Baleka’s program also has a nutritional element, built around realistic solutions for truckers confined to stops along America’s highways. “A lot of drivers like to eat a foot-long sub at Subway, but they don’t understand that it has 50-85 grams of carbohydrates just from the bread, and they don’t need all that energy just sitting in the truck where it turns to fat,” he said. “Instead, I tell them to get a six-inch sub with double meat so they take in half the carbs.”

“The reason why Siphiwe’s program works is the simplicity of it,” Schottmuller told me. He lost 33 pounds during the 13 weeks and is now down to 226 pounds with a goal of 185. “It has changed my life entirely. I’m healthier, fitter, happier, and proud of myself.”

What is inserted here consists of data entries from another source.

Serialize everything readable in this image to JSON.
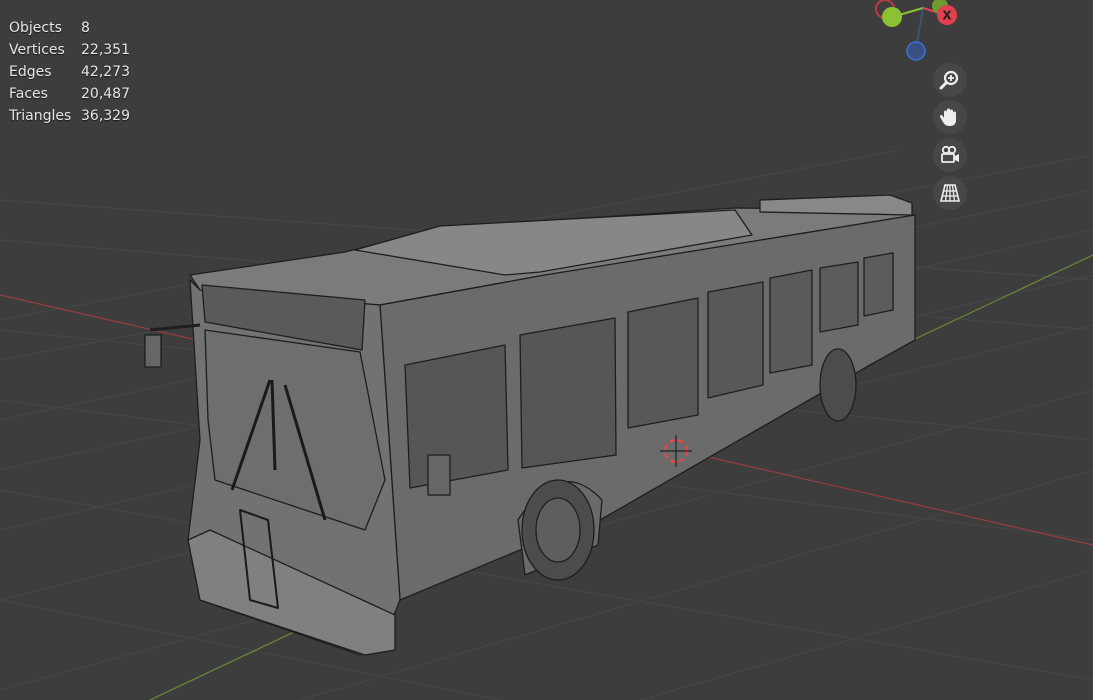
{
  "statistics": [
    {
      "label": "Objects",
      "value": "8"
    },
    {
      "label": "Vertices",
      "value": "22,351"
    },
    {
      "label": "Edges",
      "value": "42,273"
    },
    {
      "label": "Faces",
      "value": "20,487"
    },
    {
      "label": "Triangles",
      "value": "36,329"
    }
  ],
  "gizmo": {
    "x_label": "X",
    "x_color": "#e0404f",
    "y_color": "#8bc234",
    "z_color": "#3f6fd6"
  },
  "navigation": [
    {
      "name": "zoom-view-icon"
    },
    {
      "name": "pan-view-icon"
    },
    {
      "name": "camera-view-icon"
    },
    {
      "name": "perspective-toggle-icon"
    }
  ],
  "colors": {
    "background": "#3d3d3d",
    "grid": "#474747",
    "x_axis": "#9a3c42",
    "y_axis": "#6d8a36",
    "model_fill": "#6f6f6f",
    "wire": "#1e1e1e"
  }
}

Lewis emphasized the importance of harnessing these positive feelings as motivation for the long haul. “It’s all about teaching skills and strategies to people so when they face barriers or have relapses, they know how to get back on track,” she said. “Focusing on how they feel and their mood after exercise is one of the best natural [reinforcements] to stick with a program.”

Among the graduates of DHF, Schottmuller isn’t alone in his success. On average, drivers lose 1.6 pounds per week during the 13 weeks for a total of roughly 20 pounds, usually around 7 percent of their body weight. Thus far, around 400 of Prime’s 6,723 drivers have already completed the program.

It seems Baleka’s on to something. Everyday Health, a health and wellness website, named Prime Inc. the healthiest company of the year in 2014 thanks to DHF. And the lessons of his program, Baleka says, can be applied to almost any industry looking to create its own employee-wellness plan—or any individual looking for a creative way to get healthy. “If I can take these men and women who don’t have access to kitchens or gyms, and have changing schedules and more restrictions than the average person, [fitness programs] can work for anyone,” he told me. “I’m hoping to hold them up as a shining example of what can be done.”